Just like the step-ups, this exercise makes your booty feel like it is instantly lifted afterward. This exercise is no walk in the park. If we had to guess, we’d say that only 95% of the population can do a pistol squat. If you find this one extremely challenging, then don’t worry. Building strength and mobility in the leg and foot is most likely what is preventing you from getting low into that pistol squat.

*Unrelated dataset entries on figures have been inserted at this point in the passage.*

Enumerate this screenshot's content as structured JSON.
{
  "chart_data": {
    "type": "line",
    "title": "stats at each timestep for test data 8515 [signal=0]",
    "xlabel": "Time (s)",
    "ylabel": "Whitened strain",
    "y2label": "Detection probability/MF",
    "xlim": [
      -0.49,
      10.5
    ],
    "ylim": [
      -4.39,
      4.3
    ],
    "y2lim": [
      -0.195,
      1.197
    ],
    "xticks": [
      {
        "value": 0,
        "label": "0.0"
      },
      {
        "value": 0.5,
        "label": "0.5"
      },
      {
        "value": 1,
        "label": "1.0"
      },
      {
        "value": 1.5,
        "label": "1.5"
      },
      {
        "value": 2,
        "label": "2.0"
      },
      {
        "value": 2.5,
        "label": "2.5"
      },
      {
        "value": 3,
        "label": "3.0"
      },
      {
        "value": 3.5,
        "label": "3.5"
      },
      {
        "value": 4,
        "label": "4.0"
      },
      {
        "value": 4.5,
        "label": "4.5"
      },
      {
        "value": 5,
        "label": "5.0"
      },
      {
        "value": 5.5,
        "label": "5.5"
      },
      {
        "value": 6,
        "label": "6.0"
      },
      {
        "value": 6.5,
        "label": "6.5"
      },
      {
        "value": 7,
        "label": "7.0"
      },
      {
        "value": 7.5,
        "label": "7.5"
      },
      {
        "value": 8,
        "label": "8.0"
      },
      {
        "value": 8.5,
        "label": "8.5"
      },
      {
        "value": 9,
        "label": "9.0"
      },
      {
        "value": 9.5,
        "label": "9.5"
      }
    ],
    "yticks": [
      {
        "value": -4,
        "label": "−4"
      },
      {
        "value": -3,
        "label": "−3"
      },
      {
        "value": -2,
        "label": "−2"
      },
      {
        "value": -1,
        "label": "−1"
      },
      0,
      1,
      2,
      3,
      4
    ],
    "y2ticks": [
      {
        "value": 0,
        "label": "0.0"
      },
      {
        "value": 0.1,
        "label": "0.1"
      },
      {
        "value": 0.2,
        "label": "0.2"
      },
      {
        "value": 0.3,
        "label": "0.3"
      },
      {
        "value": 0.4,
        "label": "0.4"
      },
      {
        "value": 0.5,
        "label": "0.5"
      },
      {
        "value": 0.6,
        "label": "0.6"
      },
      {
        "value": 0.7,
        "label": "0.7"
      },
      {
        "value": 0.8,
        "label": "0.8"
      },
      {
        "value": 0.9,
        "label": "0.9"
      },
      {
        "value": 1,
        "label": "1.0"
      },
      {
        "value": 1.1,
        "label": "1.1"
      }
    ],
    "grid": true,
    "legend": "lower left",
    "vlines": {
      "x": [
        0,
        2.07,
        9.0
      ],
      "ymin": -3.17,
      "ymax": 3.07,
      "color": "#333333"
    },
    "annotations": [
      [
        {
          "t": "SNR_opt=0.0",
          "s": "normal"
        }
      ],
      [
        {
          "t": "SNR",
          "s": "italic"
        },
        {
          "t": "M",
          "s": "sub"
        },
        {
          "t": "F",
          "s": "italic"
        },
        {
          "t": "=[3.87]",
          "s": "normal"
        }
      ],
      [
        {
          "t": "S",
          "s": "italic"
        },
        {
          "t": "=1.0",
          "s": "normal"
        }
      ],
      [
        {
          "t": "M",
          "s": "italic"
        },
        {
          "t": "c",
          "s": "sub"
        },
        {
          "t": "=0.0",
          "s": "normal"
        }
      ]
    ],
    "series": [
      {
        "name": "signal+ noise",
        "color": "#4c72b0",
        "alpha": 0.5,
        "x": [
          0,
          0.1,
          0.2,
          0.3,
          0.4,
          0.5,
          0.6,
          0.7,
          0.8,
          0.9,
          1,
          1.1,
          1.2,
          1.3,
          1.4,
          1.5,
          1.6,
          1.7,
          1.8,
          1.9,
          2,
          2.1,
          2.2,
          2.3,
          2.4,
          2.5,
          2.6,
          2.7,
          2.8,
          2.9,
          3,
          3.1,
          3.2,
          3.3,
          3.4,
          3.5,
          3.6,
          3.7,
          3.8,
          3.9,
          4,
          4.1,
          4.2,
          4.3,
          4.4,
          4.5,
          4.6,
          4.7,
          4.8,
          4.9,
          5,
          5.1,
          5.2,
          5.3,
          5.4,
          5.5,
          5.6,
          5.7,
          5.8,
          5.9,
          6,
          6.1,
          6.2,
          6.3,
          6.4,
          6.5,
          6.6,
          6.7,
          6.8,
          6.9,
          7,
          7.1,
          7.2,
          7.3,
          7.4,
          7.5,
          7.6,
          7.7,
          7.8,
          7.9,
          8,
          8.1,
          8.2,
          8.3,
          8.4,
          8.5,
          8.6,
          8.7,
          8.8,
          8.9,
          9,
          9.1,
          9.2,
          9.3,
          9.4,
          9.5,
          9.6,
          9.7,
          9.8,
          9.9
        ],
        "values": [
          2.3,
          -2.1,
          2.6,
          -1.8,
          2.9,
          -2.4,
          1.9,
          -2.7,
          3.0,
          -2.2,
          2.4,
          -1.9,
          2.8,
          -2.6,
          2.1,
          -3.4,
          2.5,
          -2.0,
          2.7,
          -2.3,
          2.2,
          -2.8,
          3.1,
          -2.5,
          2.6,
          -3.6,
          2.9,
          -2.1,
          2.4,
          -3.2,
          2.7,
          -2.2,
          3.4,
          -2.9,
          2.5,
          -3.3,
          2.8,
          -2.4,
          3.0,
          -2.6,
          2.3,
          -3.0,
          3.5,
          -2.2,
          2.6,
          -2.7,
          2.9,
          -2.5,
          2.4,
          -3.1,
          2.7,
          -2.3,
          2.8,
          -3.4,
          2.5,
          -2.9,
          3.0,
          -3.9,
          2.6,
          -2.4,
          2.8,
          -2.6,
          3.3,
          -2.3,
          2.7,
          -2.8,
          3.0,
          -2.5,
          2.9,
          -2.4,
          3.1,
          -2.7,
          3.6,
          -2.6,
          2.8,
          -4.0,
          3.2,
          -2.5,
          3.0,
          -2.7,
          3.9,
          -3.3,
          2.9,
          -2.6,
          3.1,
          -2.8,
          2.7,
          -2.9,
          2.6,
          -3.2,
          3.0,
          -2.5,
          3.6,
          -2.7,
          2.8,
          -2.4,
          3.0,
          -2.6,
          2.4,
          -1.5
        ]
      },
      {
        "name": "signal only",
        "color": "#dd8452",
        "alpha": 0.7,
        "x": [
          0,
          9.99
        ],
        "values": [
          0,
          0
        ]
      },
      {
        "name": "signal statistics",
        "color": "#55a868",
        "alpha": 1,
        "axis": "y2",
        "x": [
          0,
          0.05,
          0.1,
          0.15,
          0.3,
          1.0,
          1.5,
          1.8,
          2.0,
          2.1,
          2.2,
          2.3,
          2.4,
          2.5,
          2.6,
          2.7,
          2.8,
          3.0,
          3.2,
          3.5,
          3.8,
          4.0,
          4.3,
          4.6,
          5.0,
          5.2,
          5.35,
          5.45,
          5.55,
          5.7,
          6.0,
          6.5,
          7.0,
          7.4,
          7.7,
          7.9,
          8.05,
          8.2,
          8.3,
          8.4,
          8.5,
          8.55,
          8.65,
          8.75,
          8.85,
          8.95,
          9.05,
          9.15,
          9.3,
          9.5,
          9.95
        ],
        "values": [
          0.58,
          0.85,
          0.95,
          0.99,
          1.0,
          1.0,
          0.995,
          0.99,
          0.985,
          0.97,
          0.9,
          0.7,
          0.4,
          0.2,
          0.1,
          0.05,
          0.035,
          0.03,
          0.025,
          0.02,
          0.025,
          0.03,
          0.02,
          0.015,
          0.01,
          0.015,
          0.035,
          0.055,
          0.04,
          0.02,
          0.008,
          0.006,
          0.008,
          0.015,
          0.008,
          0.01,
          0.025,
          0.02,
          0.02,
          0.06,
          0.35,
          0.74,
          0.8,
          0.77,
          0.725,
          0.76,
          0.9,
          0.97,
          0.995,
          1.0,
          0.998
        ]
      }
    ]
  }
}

How to do it: from a standing position, raise one foot off the floor. You should be looking directly forward, with your chest up, knees and hips slightly bent, and your back straight. Descend into a squat by flexing your hips and knee. As you squat, extend the non-working leg forward to allow clearance for your movement. Descend slowly, paying close attention to balance and proper movement mechanics, going as far as your flexibility allows. Some people like to hold their floating foot when performing for balance assistance, while others like to hold a weight out in front of them too. If you are finding you aren’t getting much depth, then feel free to put a box behind you too and lower to the box and back up. Otherwise, hold the bottom position briefly and then return to the start by extending through the hips and knee, driving through the heel of your working foot.
Repeat for 10 repetitions on each side. Complete 3 sets, resting in between.
This is a great exercise to work the outer glutes. It also helps to challenge the explosive ability of the glutes as well.
How to do it: Start in a small squat. Jump sideways to the left, landing on your left leg. Bring your right leg behind to your left ankle reaching left as far as you can without letting it touch the floor. Reverse direction by jumping to the right with your right leg. This completes one rep. Try two sets of 20.
You can perform a regular deadlift too, but singling these out gives more isolation to the muscle and really makes your brain think about the muscles and engaging them throughout the exercise.
How to do it: Standing on one leg, on the same side that you hold a weight, a lot of people like to use a kettlebell. Keeping that knee slightly bent, perform a stiff-legged deadlift by bending at the hip, extending your free leg behind you for balance. Your body should move like a pendulum. Continue lowering the weight until your chest is parallel to the ground, and then return to the upright position. This is one repetition. Complete 10 on one leg before moving to the other leg. Complete 2-3 sets on each leg.
Phew, now let us know how your booty feels tomorrow morning (or the next day if you have more of a DOMS kind of body).